Hopefully you all are right, and this is just a passing phase. It just feels terrible....


----------



## janxharris (May 24, 2010)

Zhdanov said:


> it is also necessary to give up listening to songs, tracks and other mass cult products.


Curious to know what you mean exactly?


----------



## Merl (Jul 28, 2016)

Zhdanov said:


> that occurs to those who took what is music the wrong way from the start.
> 
> music is an intellectual experience from which then emanates an emotional one.
> 
> ...


Years ago I would have said this was rubbish however I've learned so much from all the music I've been exposed to whether that's the rock music of the southern states (made me look into the American civil war), protest songs of Neil Young and Bob Dylan (eg. Hurricane made me look into the case of Rubin Carter and racial prejudice), prog rock (there's a myriad of historical themes involved in some of that music) or even punk and reggae (lots of social stories involved).

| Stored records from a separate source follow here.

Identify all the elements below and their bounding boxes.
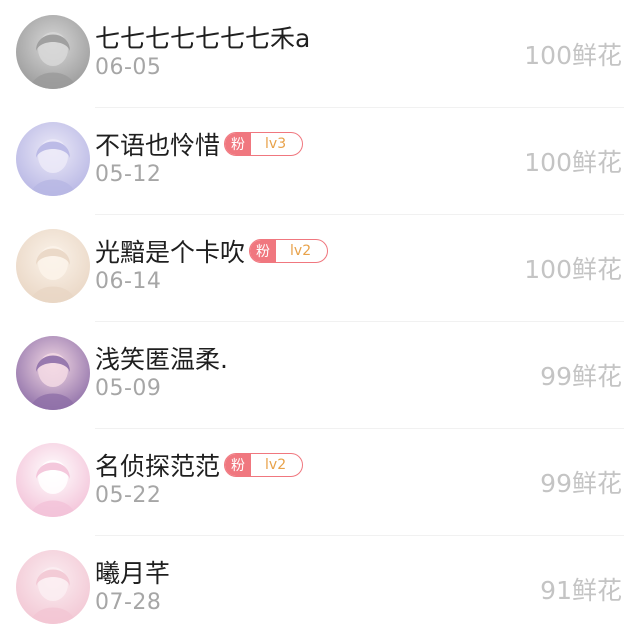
flower-unit: 鲜花 bbox=[571, 148, 622, 177]
avatar-anime-girl-icon[interactable] bbox=[16, 336, 90, 410]
flower-count: 100 bbox=[524, 41, 572, 70]
date: 07-28 bbox=[95, 590, 162, 615]
avatar-anime-girl-icon[interactable] bbox=[16, 229, 90, 303]
flower-count: 100 bbox=[524, 255, 572, 284]
fan-level-badge: 粉 lv2 bbox=[224, 453, 304, 477]
divider bbox=[95, 214, 624, 215]
list-item[interactable]: 不语也怜惜粉 lv3 05-12 100 鲜花 bbox=[0, 107, 640, 214]
divider bbox=[95, 321, 624, 322]
date: 06-05 bbox=[95, 55, 162, 80]
avatar-anime-girl-icon[interactable] bbox=[16, 122, 90, 196]
divider bbox=[95, 535, 624, 536]
date: 06-14 bbox=[95, 269, 162, 294]
user-name[interactable]: 不语也怜惜 bbox=[95, 126, 220, 162]
fan-level: lv2 bbox=[265, 457, 287, 473]
flower-unit: 鲜花 bbox=[571, 41, 622, 70]
user-name[interactable]: 名侦探范范 bbox=[95, 447, 220, 483]
list-item[interactable]: 曦月芊 07-28 91 鲜花 bbox=[0, 535, 640, 642]
flower-unit: 鲜花 bbox=[571, 576, 622, 605]
fan-level: lv2 bbox=[290, 243, 312, 259]
flower-unit: 鲜花 bbox=[571, 362, 622, 391]
divider bbox=[95, 428, 624, 429]
flower-amount: 91 鲜花 bbox=[540, 571, 622, 607]
name-line: 名侦探范范粉 lv2 bbox=[95, 447, 304, 483]
name-line: 七七七七七七七禾a bbox=[95, 20, 310, 54]
user-name[interactable]: 七七七七七七七禾a bbox=[95, 19, 310, 55]
flower-amount: 100 鲜花 bbox=[524, 250, 622, 286]
flower-unit: 鲜花 bbox=[571, 255, 622, 284]
flower-count: 99 bbox=[540, 362, 572, 391]
date: 05-12 bbox=[95, 162, 162, 187]
flower-unit: 鲜花 bbox=[571, 469, 622, 498]
flower-amount: 100 鲜花 bbox=[524, 36, 622, 72]
flower-amount: 100 鲜花 bbox=[524, 143, 622, 179]
flower-ranking-list: 七七七七七七七禾a 06-05 100 鲜花 不语也怜惜粉 lv3 05-12 100 鲜花 光黯… bbox=[0, 0, 640, 643]
avatar-anime-girl-icon[interactable] bbox=[16, 550, 90, 624]
avatar-grayscale-icon[interactable] bbox=[16, 15, 90, 89]
flower-amount: 99 鲜花 bbox=[540, 464, 622, 500]
name-line: 不语也怜惜粉 lv3 bbox=[95, 126, 304, 162]
flower-count: 100 bbox=[524, 148, 572, 177]
fan-level-badge: 粉 lv3 bbox=[224, 132, 304, 156]
avatar-chibi-icon[interactable] bbox=[16, 443, 90, 517]
divider bbox=[95, 107, 624, 108]
date: 05-22 bbox=[95, 483, 162, 508]
fan-tag: 粉 bbox=[225, 133, 252, 155]
fan-level-badge: 粉 lv2 bbox=[249, 239, 329, 263]
user-name[interactable]: 曦月芊 bbox=[95, 554, 170, 590]
fan-tag: 粉 bbox=[225, 454, 252, 476]
flower-count: 99 bbox=[540, 469, 572, 498]
user-name[interactable]: 浅笑匿温柔. bbox=[95, 340, 228, 376]
fan-level: lv3 bbox=[265, 136, 287, 152]
name-line: 浅笑匿温柔. bbox=[95, 341, 228, 375]
flower-amount: 99 鲜花 bbox=[540, 357, 622, 393]
list-item[interactable]: 名侦探范范粉 lv2 05-22 99 鲜花 bbox=[0, 428, 640, 535]
name-line: 光黯是个卡吹粉 lv2 bbox=[95, 233, 329, 269]
date: 05-09 bbox=[95, 376, 162, 401]
name-line: 曦月芊 bbox=[95, 555, 170, 589]
user-name[interactable]: 光黯是个卡吹 bbox=[95, 233, 245, 269]
fan-tag: 粉 bbox=[250, 240, 277, 262]
list-item[interactable]: 七七七七七七七禾a 06-05 100 鲜花 bbox=[0, 0, 640, 107]
flower-count: 91 bbox=[540, 576, 572, 605]
list-item[interactable]: 浅笑匿温柔. 05-09 99 鲜花 bbox=[0, 321, 640, 428]
list-item[interactable]: 光黯是个卡吹粉 lv2 06-14 100 鲜花 bbox=[0, 214, 640, 321]
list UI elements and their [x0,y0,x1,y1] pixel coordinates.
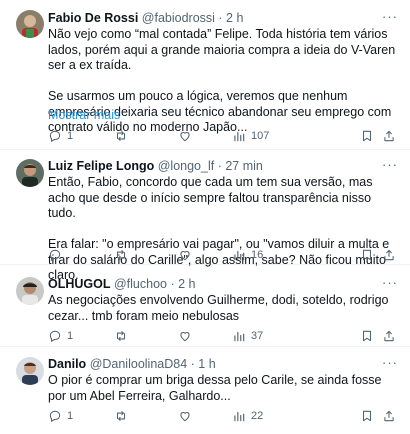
tweet-header: Danilo @DaniloolinaD84 · 1 h [48,356,378,372]
like-button[interactable] [178,407,197,425]
heart-icon [180,412,190,422]
timestamp[interactable]: 1 h [198,357,215,371]
reply-icon [49,130,61,143]
reply-count: 1 [67,130,74,142]
retweet-button[interactable] [114,127,133,145]
retweet-button[interactable] [114,407,133,425]
reply-icon [49,249,61,262]
tweet-actions: 1 22 [48,407,398,425]
views-count: 22 [251,410,264,422]
retweet-icon [116,410,126,422]
avatar[interactable] [16,277,44,305]
reply-button[interactable]: 1 [48,327,73,345]
tweet-header: Luiz Felipe Longo @longo_lf · 27 min [48,158,378,174]
more-icon[interactable]: ··· [380,356,400,372]
avatar[interactable] [16,10,44,38]
bookmark-icon [362,249,372,261]
views-count: 37 [251,330,264,342]
heart-icon [180,332,190,342]
more-icon[interactable]: ··· [380,158,400,174]
reply-count: 1 [67,410,74,422]
bookmark-icon [362,330,372,342]
views-button[interactable]: 37 [232,327,263,345]
share-icon [384,249,394,261]
tweet[interactable]: OLHUGOL @fluchoo · 2 h ··· As negociaçõe… [0,265,410,347]
reply-button[interactable]: 1 [48,127,73,145]
heart-icon [180,251,190,261]
like-button[interactable] [178,327,197,345]
reply-count: 1 [67,330,74,342]
retweet-icon [116,330,126,342]
separator: · [187,357,199,371]
display-name[interactable]: Fabio De Rossi [48,11,138,25]
bookmark-button[interactable] [360,407,374,425]
reply-button[interactable]: 1 [48,407,73,425]
retweet-icon [116,130,126,142]
views-icon [234,331,245,342]
tweet-text: As negociações envolvendo Guilherme, dod… [48,293,396,324]
reply-icon [49,330,61,343]
show-more-link[interactable]: Mostrar mais [48,108,120,123]
display-name[interactable]: Luiz Felipe Longo [48,159,154,173]
display-name[interactable]: Danilo [48,357,86,371]
share-icon [384,410,394,422]
display-name[interactable]: OLHUGOL [48,277,111,291]
retweet-icon [116,249,126,261]
views-count: 16 [251,249,264,261]
tweet-paragraph: As negociações envolvendo Guilherme, dod… [48,293,389,323]
tweet-header: Fabio De Rossi @fabiodrossi · 2 h [48,10,378,26]
handle[interactable]: @longo_lf [158,159,214,173]
reply-icon [49,410,61,423]
like-button[interactable] [178,246,197,264]
retweet-button[interactable] [114,246,133,264]
avatar[interactable] [16,357,44,385]
more-icon[interactable]: ··· [380,276,400,292]
views-button[interactable]: 107 [232,127,269,145]
share-icon [384,330,394,342]
handle[interactable]: @DaniloolinaD84 [90,357,187,371]
bookmark-icon [362,410,372,422]
tweet-text: O pior é comprar um briga dessa pelo Car… [48,373,396,404]
timestamp[interactable]: 2 h [226,11,243,25]
tweet[interactable]: Danilo @DaniloolinaD84 · 1 h ··· O pior … [0,347,410,434]
views-icon [234,131,245,142]
separator: · [166,277,179,291]
views-button[interactable]: 16 [232,246,263,264]
tweet-actions: 16 [48,246,398,264]
tweet-actions: 1 107 [48,127,398,145]
heart-icon [180,132,190,142]
share-button[interactable] [382,127,396,145]
timestamp[interactable]: 27 min [225,159,263,173]
bookmark-icon [362,130,372,142]
tweet[interactable]: Fabio De Rossi @fabiodrossi · 2 h ··· Nã… [0,0,410,150]
tweet-actions: 1 37 [48,327,398,345]
tweet[interactable]: Luiz Felipe Longo @longo_lf · 27 min ···… [0,150,410,282]
timestamp[interactable]: 2 h [178,277,195,291]
views-count: 107 [251,130,270,142]
bookmark-button[interactable] [360,246,374,264]
bookmark-button[interactable] [360,127,374,145]
share-icon [384,130,394,142]
reply-button[interactable] [48,246,67,264]
handle[interactable]: @fluchoo [114,277,167,291]
more-icon[interactable]: ··· [380,10,400,26]
avatar[interactable] [16,159,44,187]
tweet-paragraph: Então, Fabio, concordo que cada um tem s… [48,175,373,220]
share-button[interactable] [382,327,396,345]
handle[interactable]: @fabiodrossi [142,11,215,25]
share-button[interactable] [382,407,396,425]
share-button[interactable] [382,246,396,264]
bookmark-button[interactable] [360,327,374,345]
reply-feed: Fabio De Rossi @fabiodrossi · 2 h ··· Nã… [0,0,410,434]
like-button[interactable] [178,127,197,145]
tweet-paragraph: O pior é comprar um briga dessa pelo Car… [48,373,382,403]
retweet-button[interactable] [114,327,133,345]
separator: · [214,159,226,173]
views-icon [234,411,245,422]
views-button[interactable]: 22 [232,407,263,425]
tweet-paragraph: Não vejo como “mal contada” Felipe. Toda… [48,27,396,72]
separator: · [214,11,227,25]
views-icon [234,250,245,261]
tweet-header: OLHUGOL @fluchoo · 2 h [48,276,378,292]
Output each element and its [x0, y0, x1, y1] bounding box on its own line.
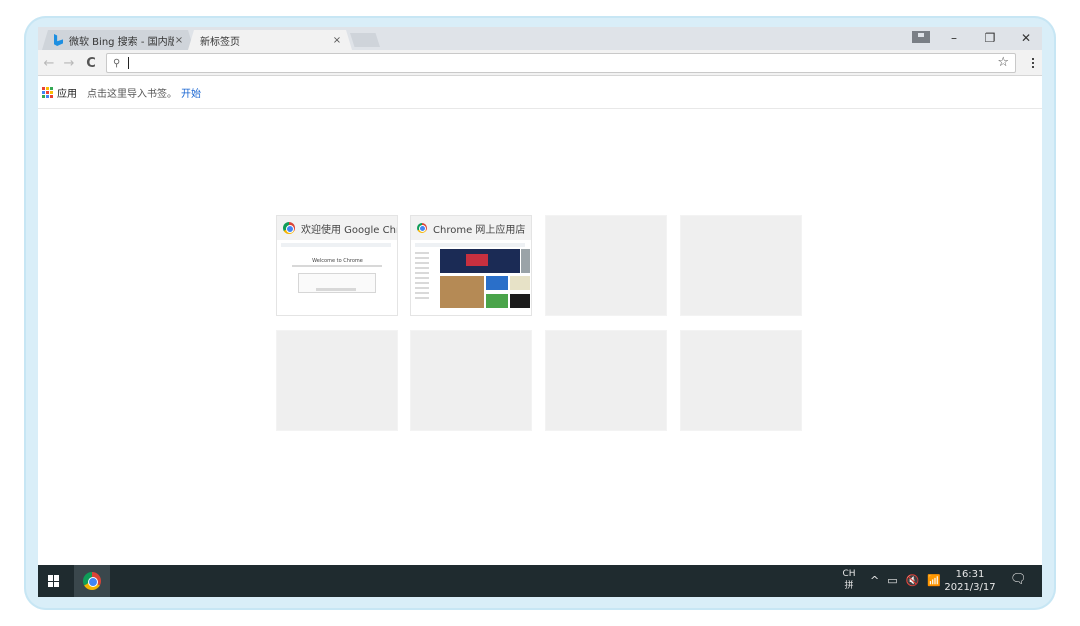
text-cursor: [128, 57, 129, 69]
browser-window: 微软 Bing 搜索 - 国内版 × 新标签页 × – ❐ ✕ ← → C ⚲ …: [38, 27, 1042, 597]
most-visited-tile[interactable]: 欢迎使用 Google Chr Welcome to Chrome: [276, 215, 398, 316]
tab-title: 微软 Bing 搜索 - 国内版: [69, 36, 174, 48]
tab-strip: 微软 Bing 搜索 - 国内版 × 新标签页 × – ❐ ✕: [38, 27, 1042, 50]
empty-tile: [410, 330, 532, 431]
search-icon: ⚲: [113, 57, 121, 69]
forward-button[interactable]: →: [60, 54, 78, 72]
ime-mode: 拼: [844, 581, 854, 591]
system-tray: ^ ▭ 🔇 📶: [870, 574, 941, 587]
chrome-icon: [83, 572, 101, 590]
battery-icon[interactable]: ▭: [887, 574, 897, 587]
empty-tile: [680, 330, 802, 431]
restore-button[interactable]: ❐: [972, 27, 1008, 49]
ime-language: CH: [842, 569, 856, 579]
omnibox[interactable]: ⚲ ☆: [106, 53, 1016, 73]
tab-title: 新标签页: [200, 36, 240, 48]
network-icon[interactable]: 📶: [927, 574, 941, 587]
tab-close-icon[interactable]: ×: [332, 35, 342, 46]
apps-grid-icon[interactable]: [42, 87, 53, 98]
show-hidden-icons-icon[interactable]: ^: [870, 574, 879, 587]
empty-tile: [276, 330, 398, 431]
chrome-icon: [417, 223, 427, 233]
bing-icon: [54, 34, 64, 46]
profile-icon[interactable]: [912, 31, 930, 43]
tile-title: 欢迎使用 Google Chr: [301, 224, 397, 236]
thumbnail-text: Welcome to Chrome: [312, 258, 363, 264]
tab-new-tab[interactable]: 新标签页 ×: [188, 30, 352, 50]
tab-close-icon[interactable]: ×: [174, 35, 184, 46]
back-button[interactable]: ←: [40, 54, 58, 72]
apps-label[interactable]: 应用: [57, 85, 77, 100]
most-visited-tile[interactable]: Chrome 网上应用店: [410, 215, 532, 316]
empty-tile: [545, 330, 667, 431]
close-window-button[interactable]: ✕: [1008, 27, 1042, 49]
tab-bing[interactable]: 微软 Bing 搜索 - 国内版 ×: [42, 30, 194, 50]
clock-time: 16:31: [955, 569, 985, 580]
import-bookmarks-hint: 点击这里导入书签。: [87, 89, 177, 100]
clock-date: 2021/3/17: [944, 582, 996, 593]
tile-thumbnail: [412, 240, 531, 315]
bookmark-star-icon[interactable]: ☆: [997, 55, 1009, 70]
address-input[interactable]: [131, 55, 1015, 71]
taskbar-chrome-button[interactable]: [74, 565, 110, 597]
browser-toolbar: ← → C ⚲ ☆: [38, 50, 1042, 76]
clock[interactable]: 16:31 2021/3/17: [942, 568, 998, 594]
import-start-link[interactable]: 开始: [181, 85, 201, 100]
reload-button[interactable]: C: [82, 54, 100, 72]
chrome-icon: [283, 222, 295, 234]
ime-indicator[interactable]: CH 拼: [841, 568, 857, 592]
start-button[interactable]: [38, 565, 70, 597]
minimize-button[interactable]: –: [936, 27, 972, 49]
windows-icon: [48, 575, 60, 587]
notification-center-icon[interactable]: 🗨: [1010, 572, 1027, 588]
empty-tile: [545, 215, 667, 316]
new-tab-button[interactable]: [350, 33, 380, 47]
bookmarks-bar: 应用 点击这里导入书签。 开始: [38, 77, 1042, 109]
tile-thumbnail: Welcome to Chrome: [278, 240, 397, 315]
empty-tile: [680, 215, 802, 316]
volume-muted-icon[interactable]: 🔇: [906, 574, 920, 587]
taskbar: CH 拼 ^ ▭ 🔇 📶 16:31 2021/3/17 🗨: [38, 565, 1042, 597]
tile-title: Chrome 网上应用店: [433, 224, 526, 236]
menu-icon[interactable]: [1028, 54, 1038, 72]
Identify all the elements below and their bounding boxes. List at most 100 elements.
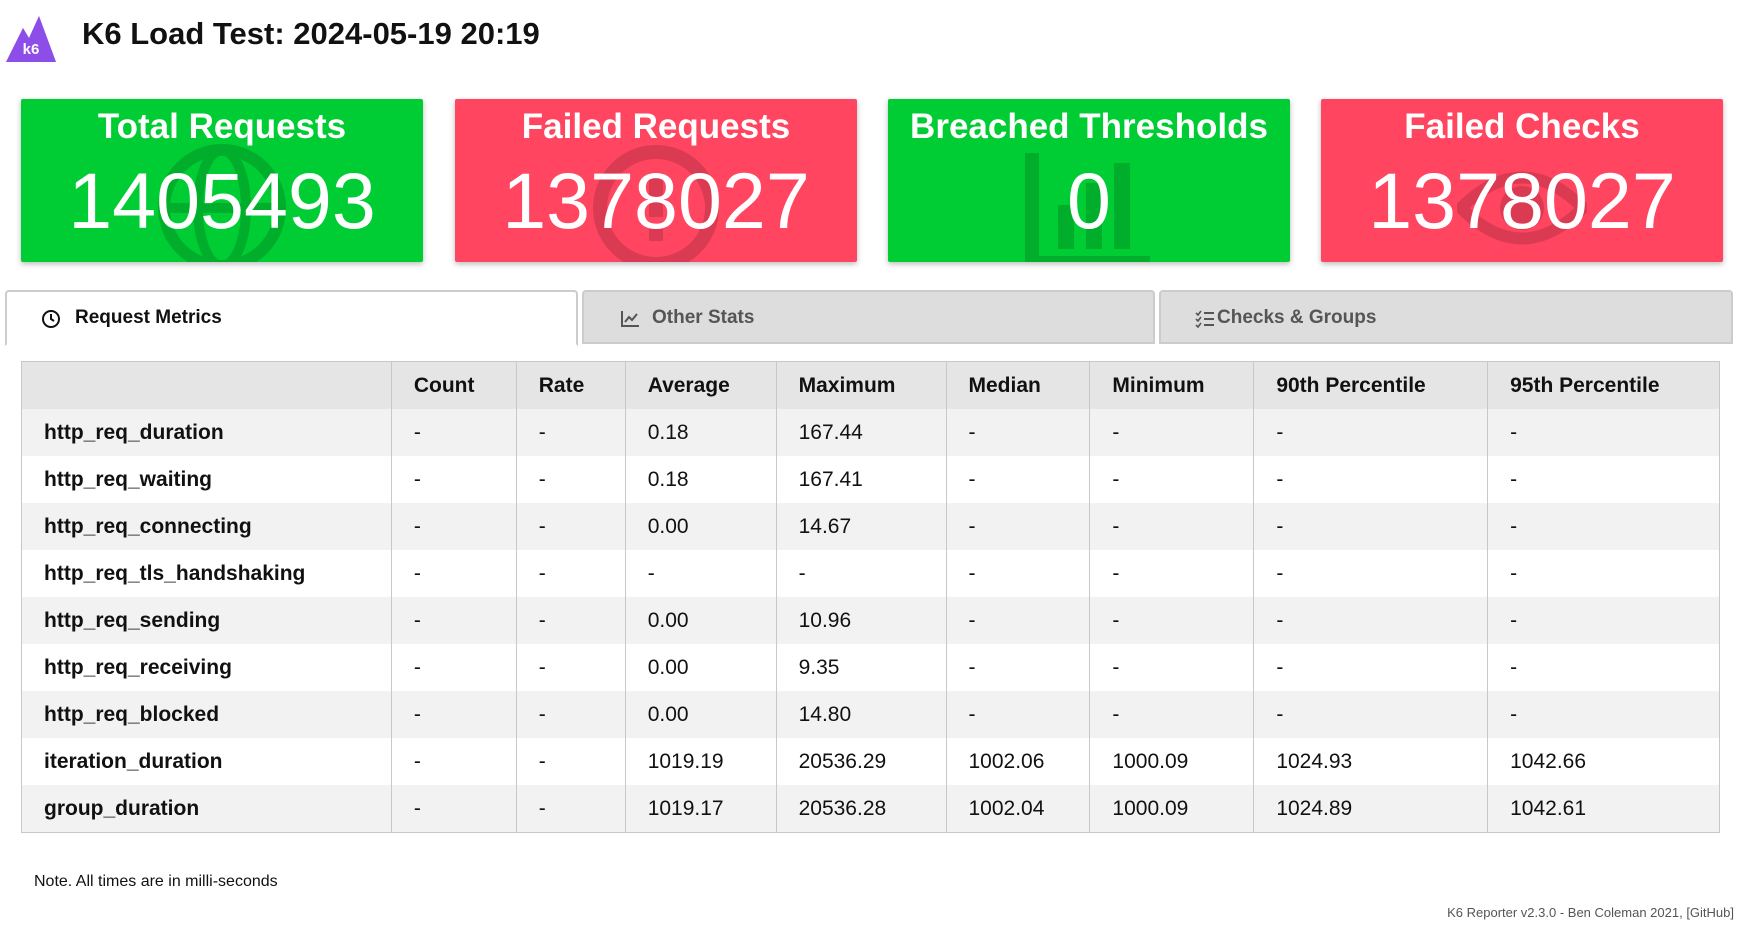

Classical music has further enhanced this over the years again with further background reading accompanying my listening pleasure. So yes, you're right! My life is bigger and better for having music in it. As a teacher, I've always said that we never stop learning and hopefully I have many more years ahead of me to cram in some more.


----------



## millionrainbows (Jun 23, 2012)

It's your bio-rhythms.


----------



## Jacck (Dec 24, 2017)

i think it is natural to go through phases of music fatigue. I do experience it myself. It is then better to stop listening to music and give it a pause.


----------